Dollar Marks Time Before ADP Report, ECB Meeting and Jobs Data

  • Trade deficit is widest in 5 years; Wilbur Ross cites weak FX
  • Dollar-yen may orbit 114.00 until Friday amid option pull

The dollar was little changed as traders waited out the event risk stacked in the latter half of the week.

The Bloomberg dollar index rose less than 0.1 percent to 1,245.60, just above its 100-day moving average, as losses against the Mexican peso and the Korean won offset advances elsewhere. The dollar relinquished slender gains after Commerce Secretary Wilbur Ross said that the dollar was not strong, so much as other currencies may be weak. Ross’s remarks came shortly after the U.S. reported that the January trade deficit widened to $48.5 billion.

  • FX trading flows were quite muted as market participants sought fresh trading catalysts that may come either from the ECB meeting or, more likely, Friday’s U.S. employment report, traders on both sides of the Atlantic said.
  • While euro area economic data shows a mostly improved tone, traders expect that the ECB will maintain its steady policy path at least through the French presidential elections, if not the German election in October. Economists surveyed by Bloomberg expect the bank to maintain its rigid stance at least through June before changing its tune.
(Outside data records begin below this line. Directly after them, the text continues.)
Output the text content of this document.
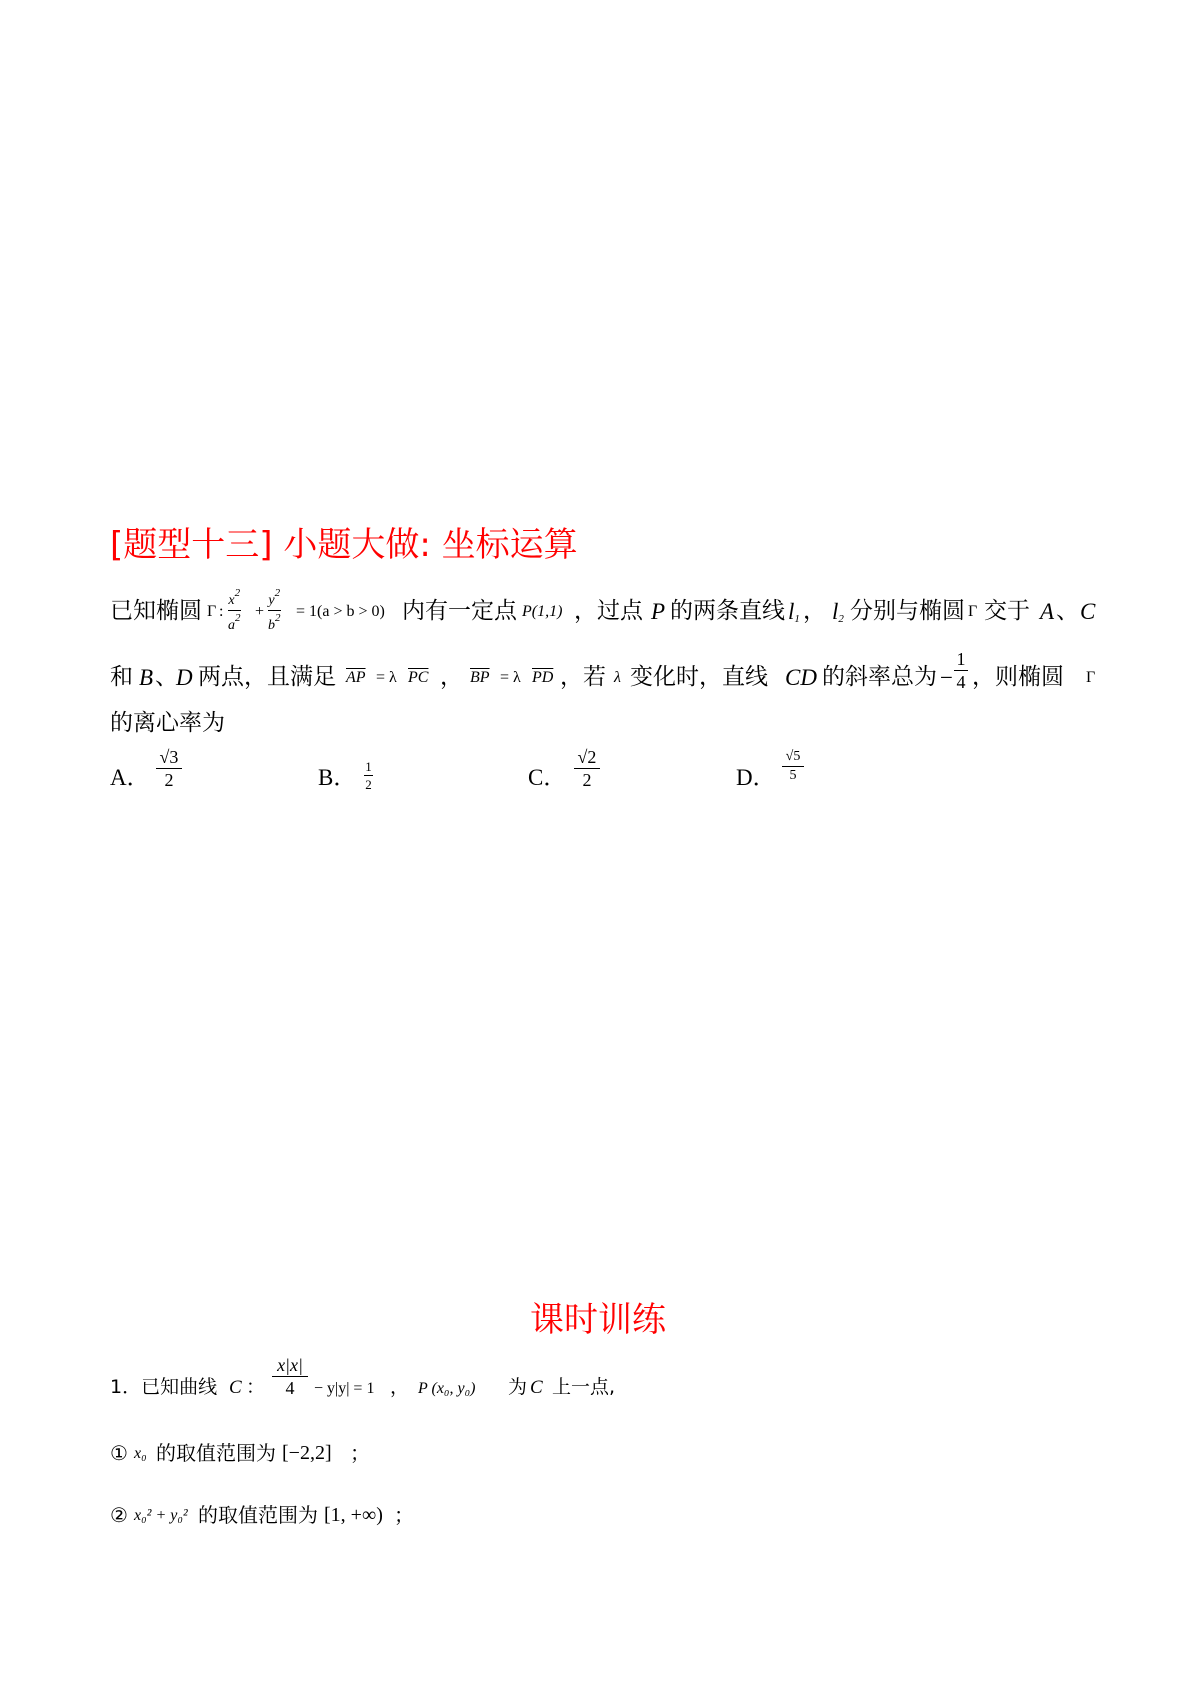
[题型十三] 小题大做: 坐标运算
已知椭圆 Γ :
$x^2$
$a^2$ +
$y^2$
$b^2 = 1(a > b > 0)$ 内有一定点 P(1,1) ，过点 P 的两条直线 $l_1$ ， $l_2$ 分别与椭圆 Γ 交于 A 、 C
和 B 、
D 两点，且满足 $\overline{AP} = \lambda$ $\overline{PC}$ ， $\overline{BP} = \lambda$ $\overline{PD}$ ，若 λ 变化时，直线 CD 的斜率总为 −
1
4 ，则椭圆 Γ
的离心率为
A．
√3
2	B． 1
2	C．
√2
2	D．
√5
5
课时训练
1．已知曲线 C ：
x|x|
4 − y|y| = 1 ， P (x₀, y₀) 为 C 上一点,
① x₀ 的取值范围为 [−2,2] ；
② x₀² + y₀² 的取值范围为 [1, +∞) ；
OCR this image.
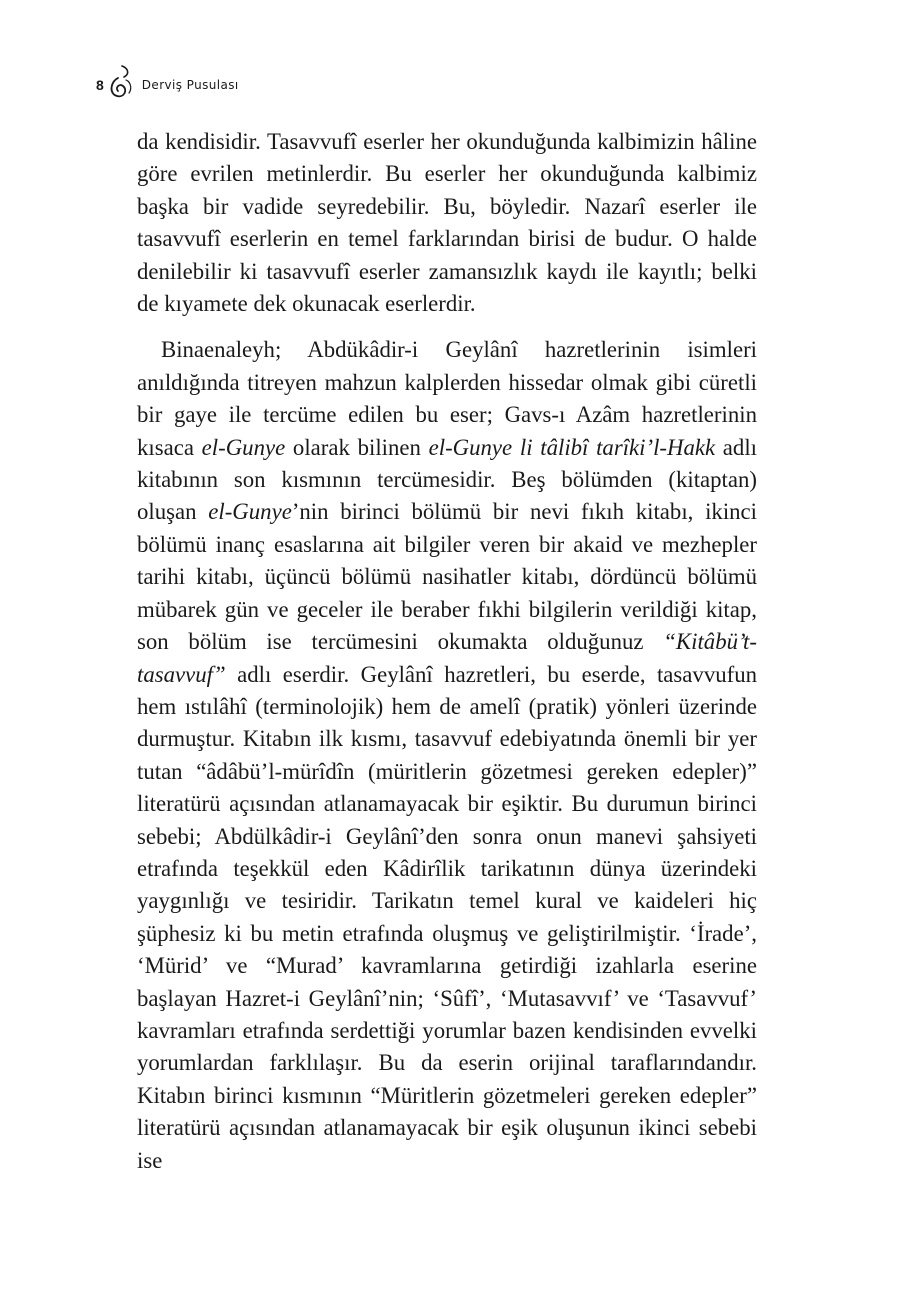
8	Derviş Pusulası

da kendisidir. Tasavvufî eserler her okunduğunda kalbimizin hâline göre evrilen metinlerdir. Bu eserler her okunduğunda kalbimiz başka bir vadide seyredebilir. Bu, böyledir. Nazarî eserler ile tasavvufî eserlerin en temel farklarından birisi de budur. O halde denilebilir ki tasavvufî eserler zamansızlık kaydı ile kayıtlı; belki de kıyamete dek okunacak eserlerdir.

Binaenaleyh; Abdükâdir-i Geylânî hazretlerinin isimleri anıldığında titreyen mahzun kalplerden hissedar olmak gibi cüretli bir gaye ile tercüme edilen bu eser; Gavs-ı Azâm hazretlerinin kısaca el-Gunye olarak bilinen el-Gunye li tâlibî tarîki’l-Hakk adlı kitabının son kısmının tercümesidir. Beş bölümden (kitaptan) oluşan el-Gunye’nin birinci bölümü bir nevi fıkıh kitabı, ikinci bölümü inanç esaslarına ait bilgiler veren bir akaid ve mezhepler tarihi kitabı, üçüncü bölümü nasihatler kitabı, dördüncü bölümü mübarek gün ve geceler ile beraber fıkhi bilgilerin verildiği kitap, son bölüm ise tercümesini okumakta olduğunuz “Kitâbü’t-tasavvuf” adlı eserdir. Geylânî hazretleri, bu eserde, tasavvufun hem ıstılâhî (terminolojik) hem de amelî (pratik) yönleri üzerinde durmuştur. Kitabın ilk kısmı, tasavvuf edebiyatında önemli bir yer tutan “âdâbü’l-mürîdîn (müritlerin gözetmesi gereken edepler)” literatürü açısından atlanamayacak bir eşiktir. Bu durumun birinci sebebi; Abdülkâdir-i Geylânî’den sonra onun manevi şahsiyeti etrafında teşekkül eden Kâdirîlik tarikatının dünya üzerindeki yaygınlığı ve tesiridir. Tarikatın temel kural ve kaideleri hiç şüphesiz ki bu metin etrafında oluşmuş ve geliştirilmiştir. ‘İrade’, ‘Mürid’ ve “Murad’ kavramlarına getirdiği izahlarla eserine başlayan Hazret-i Geylânî’nin; ‘Sûfî’, ‘Mutasavvıf’ ve ‘Tasavvuf’ kavramları etrafında serdettiği yorumlar bazen kendisinden evvelki yorumlardan farklılaşır. Bu da eserin orijinal taraflarındandır. Kitabın birinci kısmının “Müritlerin gözetmeleri gereken edepler” literatürü açısından atlanamayacak bir eşik oluşunun ikinci sebebi ise
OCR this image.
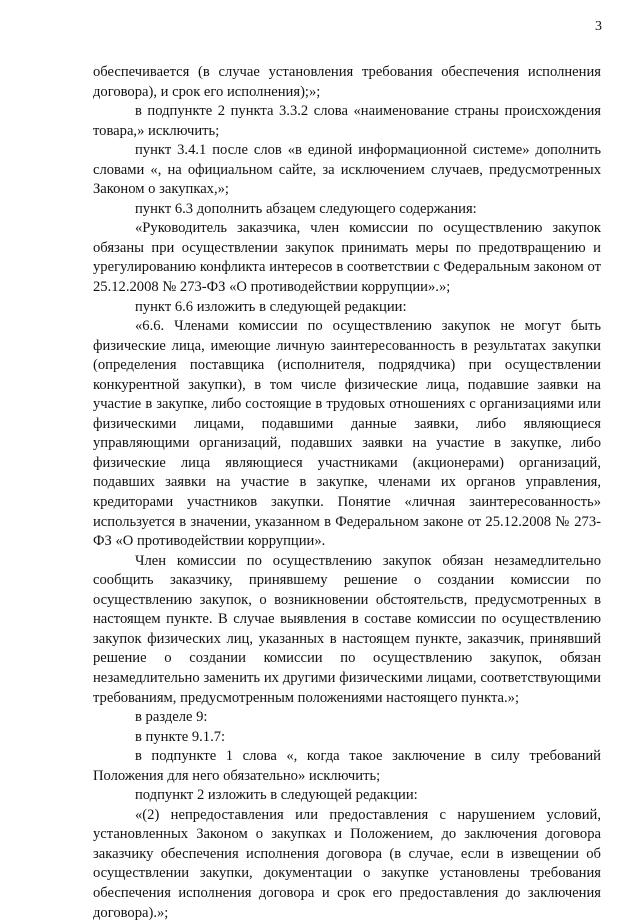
3

обеспечивается (в случае установления требования обеспечения исполнения договора), и срок его исполнения);»;

в подпункте 2 пункта 3.3.2 слова «наименование страны происхождения товара,» исключить;

пункт 3.4.1 после слов «в единой информационной системе» дополнить словами «, на официальном сайте, за исключением случаев, предусмотренных Законом о закупках,»;

пункт 6.3 дополнить абзацем следующего содержания:

«Руководитель заказчика, член комиссии по осуществлению закупок обязаны при осуществлении закупок принимать меры по предотвращению и урегулированию конфликта интересов в соответствии с Федеральным законом от 25.12.2008 № 273-ФЗ «О противодействии коррупции».»;

пункт 6.6 изложить в следующей редакции:

«6.6. Членами комиссии по осуществлению закупок не могут быть физические лица, имеющие личную заинтересованность в результатах закупки (определения поставщика (исполнителя, подрядчика) при осуществлении конкурентной закупки), в том числе физические лица, подавшие заявки на участие в закупке, либо состоящие в трудовых отношениях с организациями или физическими лицами, подавшими данные заявки, либо являющиеся управляющими организаций, подавших заявки на участие в закупке, либо физические лица являющиеся участниками (акционерами) организаций, подавших заявки на участие в закупке, членами их органов управления, кредиторами участников закупки. Понятие «личная заинтересованность» используется в значении, указанном в Федеральном законе от 25.12.2008 № 273-ФЗ «О противодействии коррупции».

Член комиссии по осуществлению закупок обязан незамедлительно сообщить заказчику, принявшему решение о создании комиссии по осуществлению закупок, о возникновении обстоятельств, предусмотренных в настоящем пункте. В случае выявления в составе комиссии по осуществлению закупок физических лиц, указанных в настоящем пункте, заказчик, принявший решение о создании комиссии по осуществлению закупок, обязан незамедлительно заменить их другими физическими лицами, соответствующими требованиям, предусмотренным положениями настоящего пункта.»;

в разделе 9:

в пункте 9.1.7:

в подпункте 1 слова «, когда такое заключение в силу требований Положения для него обязательно» исключить;

подпункт 2 изложить в следующей редакции:

«(2) непредоставления или предоставления с нарушением условий, установленных Законом о закупках и Положением, до заключения договора заказчику обеспечения исполнения договора (в случае, если в извещении об осуществлении закупки, документации о закупке установлены требования обеспечения исполнения договора и срок его предоставления до заключения договора).»;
Rate hikes are not likely before next year, the economists say.
  • With a March rate hike from the Fed seen as a near certainty, traders will use the Wednesday ADP employment report to fine-tune expectations for Friday’s job data, which may, in turn, provide clues into the timing of any further rate increases; if job creation remains near the recent monthly pace ~200k, and if hourly earnings show gains close to the expected 2.8% annual pace, the Fed may need to explain whether its expected number of hikes in 2017 remains at not more than 3, traders say.
  • EUR/USD is trading in familiar territory near 1.0570; it has been trapped close to 1.0600 for most of the past month as the USD loses traction despite rising Treasury yields that have outpaced modest increases in comparable EGB yields.
  • EUR bids are in place below 1.0560 but it’ll take a break under last week’s low ~1.0495 for momentum to really pick up, and then only if traders and macro players perceive the metrics have shifted in the dollar’s favor, something which could come with more clarity on U.S. fiscal stimulus plans.
  • USD/JPY is trading near its high at 114.15, with the pair supported by a rise in Treasury yields as bond traders deal with a second day of heavy corporate bond issuance as well as the start of a Treasury auction cycle that began with today’s 3-year note auction; the pair is trading below the Ichimoku cloud for 2nd day, while holding above Monday’s 113.56 low that may offer nearest tech support.
  • Offers are in place at 114.15/20 and again ~114.40 while bids are positioned under 113.50, traders said.; pair may feel the pull of a large 114.00 expiry that rolls off on Friday.